The photographer was maybe fifty, give or take a year or two. She hadn’t removed her rain slicker, and mist was still beaded on it. Her tripod camera was laid across two chairs she’d set close together at her table. She wore round, black-rimmed glasses and her gray-flecked black hair was windblown. She had, at first glance, to quote Chekhov, a “distracted beauty.”
She loudly drummed the newspaper with her fingers, and when I looked up, she said, “Did you read the article on that movie being shot in Halifax?”
“I glanced at it,” I said.
“Not that interested?”
“Not in the gossip.”
“I’ve seen them filming in my neighborhood,” she said, “just up from Historic Properties.”
“Did you come out here to get away from that?”
“No. I often drive out to various landscapes, take my photographs, and generally get back to the city by the dinner hour.”
“Are you a professional photographer?”
“I’m a pediatrician, now retired, actually. I photograph for myself.”
But she changed the subject. “Gossip, sure, of course there’s that. But the man whose life — marriage — the movie’s based on? The article says he’s being a bit difficult, keeping things he knows to himself, not allowing the director to make a movie that might get at the truth. I find something off-tilt in that attitude, personally.”
“You formed an opinion from the one article?”
“Well, the director has been quite outspoken for weeks now.”
I said, “My guess is, the writer signed away the rights to the story, but not the right to his privacy.”
“Wants to have his cake and eat it too. I’m not so sure.”

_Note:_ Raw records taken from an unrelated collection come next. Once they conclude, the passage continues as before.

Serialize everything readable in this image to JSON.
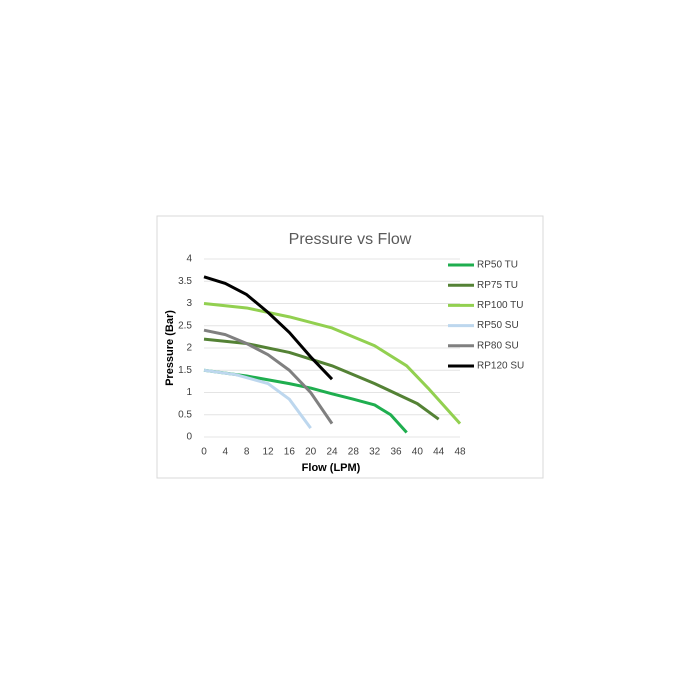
{
  "chart_data": {
    "type": "line",
    "title": "Pressure vs Flow",
    "x_label": "Flow (LPM)",
    "y_label": "Pressure (Bar)",
    "xlim": [
      0,
      48
    ],
    "xticks": [
      0,
      4,
      8,
      12,
      16,
      20,
      24,
      28,
      32,
      36,
      40,
      44,
      48
    ],
    "ylim": [
      0,
      4
    ],
    "yticks": [
      0,
      0.5,
      1,
      1.5,
      2,
      2.5,
      3,
      3.5,
      4
    ],
    "grid": true,
    "legend": "right",
    "series": [
      {
        "name": "RP50 TU",
        "color": "#1fae4f",
        "x": [
          0,
          8,
          16,
          20,
          24,
          28,
          32,
          35,
          38
        ],
        "values": [
          1.5,
          1.37,
          1.2,
          1.1,
          0.97,
          0.85,
          0.72,
          0.5,
          0.1
        ]
      },
      {
        "name": "RP75 TU",
        "color": "#548235",
        "x": [
          0,
          8,
          16,
          24,
          32,
          40,
          44
        ],
        "values": [
          2.2,
          2.1,
          1.9,
          1.6,
          1.2,
          0.75,
          0.4
        ]
      },
      {
        "name": "RP100 TU",
        "color": "#92d050",
        "x": [
          0,
          8,
          16,
          24,
          32,
          38,
          42,
          48
        ],
        "values": [
          3.0,
          2.9,
          2.7,
          2.45,
          2.05,
          1.6,
          1.1,
          0.3
        ]
      },
      {
        "name": "RP50 SU",
        "color": "#bdd7ee",
        "x": [
          0,
          6,
          12,
          16,
          20
        ],
        "values": [
          1.5,
          1.4,
          1.2,
          0.85,
          0.2
        ]
      },
      {
        "name": "RP80 SU",
        "color": "#808080",
        "x": [
          0,
          4,
          8,
          12,
          16,
          20,
          24
        ],
        "values": [
          2.4,
          2.3,
          2.1,
          1.85,
          1.5,
          1.0,
          0.3
        ]
      },
      {
        "name": "RP120 SU",
        "color": "#000000",
        "x": [
          0,
          4,
          8,
          12,
          16,
          20,
          24
        ],
        "values": [
          3.6,
          3.45,
          3.2,
          2.8,
          2.35,
          1.8,
          1.3
        ]
      }
    ]
  }
}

She went back to reading. I’d hoped the conversation had ended. The waitress stepped up to the photographer’s table and said, “Ma’am, do you want to order anything to eat, or is more coffee just the thing?”
“Wheat toast, please, jam, but no butter.”
As the waitress stood writing this down on the order pad, the photographer said to her, “Will you go see this movie when it comes out?”
“Oh, Jesus, yes,” she said. “Yes, I will see it. It sounds so romantic from the little I’ve read. Me and my fiancé will go see it. Joseph — Joe. By the time it comes out, he’ll be my husband.”
“Congratulations,” the photographer said.
“June twenty-sixth next, we get hitched.”